- Product pricing data: Many companies collect pricing data from e-commerce sites. Latency and temporal trends are important here. Believe it or not, there are still profitable companies out there that hire people to manually scrape websites and input data into a database.
- Various analyses based on job listing data: Similar to what you do by looking at which websites contain certain widgets, you can start understanding job listing (using NLP) to find out which technologies are used by which companies. Several startups doing this. Great data for bizdev and sales. You can also use job data to understand technology hiring trends, understand the long-term strategies of competitor's, or us them as a signal for the health of a company.
- News data + NLP: Crawling news data and understanding facts mentioned in news (using Natural Language Processing) in real-time is used in many industries. Finance, M&A, etc.

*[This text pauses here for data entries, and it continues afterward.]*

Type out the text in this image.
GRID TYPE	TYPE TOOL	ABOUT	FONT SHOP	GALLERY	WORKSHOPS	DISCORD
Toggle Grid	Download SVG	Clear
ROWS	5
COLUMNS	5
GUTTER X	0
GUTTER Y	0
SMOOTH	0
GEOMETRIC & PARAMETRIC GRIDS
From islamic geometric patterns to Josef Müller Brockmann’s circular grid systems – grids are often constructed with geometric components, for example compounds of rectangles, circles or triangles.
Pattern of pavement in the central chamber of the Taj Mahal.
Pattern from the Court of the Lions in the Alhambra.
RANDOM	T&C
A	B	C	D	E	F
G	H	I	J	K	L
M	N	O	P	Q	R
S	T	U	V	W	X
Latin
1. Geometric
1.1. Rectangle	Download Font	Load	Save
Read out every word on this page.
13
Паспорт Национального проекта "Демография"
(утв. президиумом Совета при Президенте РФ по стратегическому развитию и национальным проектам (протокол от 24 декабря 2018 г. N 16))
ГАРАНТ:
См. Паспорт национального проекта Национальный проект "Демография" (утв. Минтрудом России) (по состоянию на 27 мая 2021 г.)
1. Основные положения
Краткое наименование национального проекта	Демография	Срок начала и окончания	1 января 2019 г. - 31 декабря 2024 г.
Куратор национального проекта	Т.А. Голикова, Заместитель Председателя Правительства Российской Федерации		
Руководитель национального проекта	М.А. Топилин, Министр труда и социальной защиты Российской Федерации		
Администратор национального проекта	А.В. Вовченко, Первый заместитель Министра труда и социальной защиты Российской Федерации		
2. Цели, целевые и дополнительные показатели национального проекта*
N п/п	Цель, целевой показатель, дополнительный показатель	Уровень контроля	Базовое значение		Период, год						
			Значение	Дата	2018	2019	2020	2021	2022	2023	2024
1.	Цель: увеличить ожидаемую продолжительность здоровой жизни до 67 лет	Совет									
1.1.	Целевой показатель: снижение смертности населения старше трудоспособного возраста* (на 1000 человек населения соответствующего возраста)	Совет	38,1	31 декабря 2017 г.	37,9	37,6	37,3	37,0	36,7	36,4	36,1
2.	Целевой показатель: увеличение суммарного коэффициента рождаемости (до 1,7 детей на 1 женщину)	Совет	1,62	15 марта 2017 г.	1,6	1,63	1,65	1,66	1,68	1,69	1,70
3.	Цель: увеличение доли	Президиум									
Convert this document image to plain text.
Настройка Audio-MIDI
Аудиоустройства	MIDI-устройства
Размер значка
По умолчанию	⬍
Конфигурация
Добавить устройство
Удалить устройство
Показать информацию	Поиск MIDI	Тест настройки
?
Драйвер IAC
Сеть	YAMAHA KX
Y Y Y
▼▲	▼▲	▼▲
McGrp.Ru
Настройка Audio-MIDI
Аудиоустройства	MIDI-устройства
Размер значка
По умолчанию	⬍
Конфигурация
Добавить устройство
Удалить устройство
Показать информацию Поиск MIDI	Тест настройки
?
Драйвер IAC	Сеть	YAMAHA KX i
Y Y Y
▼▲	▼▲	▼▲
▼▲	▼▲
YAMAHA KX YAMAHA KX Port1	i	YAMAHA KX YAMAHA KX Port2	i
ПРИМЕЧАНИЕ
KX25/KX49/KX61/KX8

- People data: Crawl public LinkedIn and Twitter profiles to understand when people are switching jobs/careers, etc.
- Real-estate data: Understand pricing trends and merge information from similar listings found on various real estate listing websites.
- Merging signals and information from different sources: For example, crawl company websites, Crunchbase, news articles related to the company, LinkedIn profile's of employees and combine all the information found in various source to arrive at meaningful structured representation. Not limited to companies, you can probably think of other use cases.
In general, I think there is a lot of untapped potential and useful data in combining the capabilities of large-scale web scraping, Natural Language Processing, and information fusion / entity resolution.
Getting changing data with low latency (and exposing it as a stream) is still very difficult, and there are lots of interesting use cases as well.
Hope this helps. Also, feel free to send me an email (in my profile) if you want to have a chat or exchange more ideas. Seems like we're working on similar things.
As for web-scale crawling of particular verticals such as products and news, you might want to try: http://www.diffbot.com/products/automatic/
We're planning on releasing support for jobs, companies, and people later.
(disclosure: I work there)
If interested, take a look at this (and related) papers: http://www.cs.ubc.ca/~murphyk/Papers/kv-kdd14.pdf
Are you distinguishing between "I found that there are no" and "I didn't find any so far"?
Which ones that came close have you rejected, and why?
I don't remember the names of all projects that I've looked at, but the main ones were Nutch, Hetrix, scrapy and crawler4j. I've come across several companies/startups that have built their crawlers in-house for the same reasons (e.g. http://blog.semantics3.com/how-we-built-our-almost-distribut...).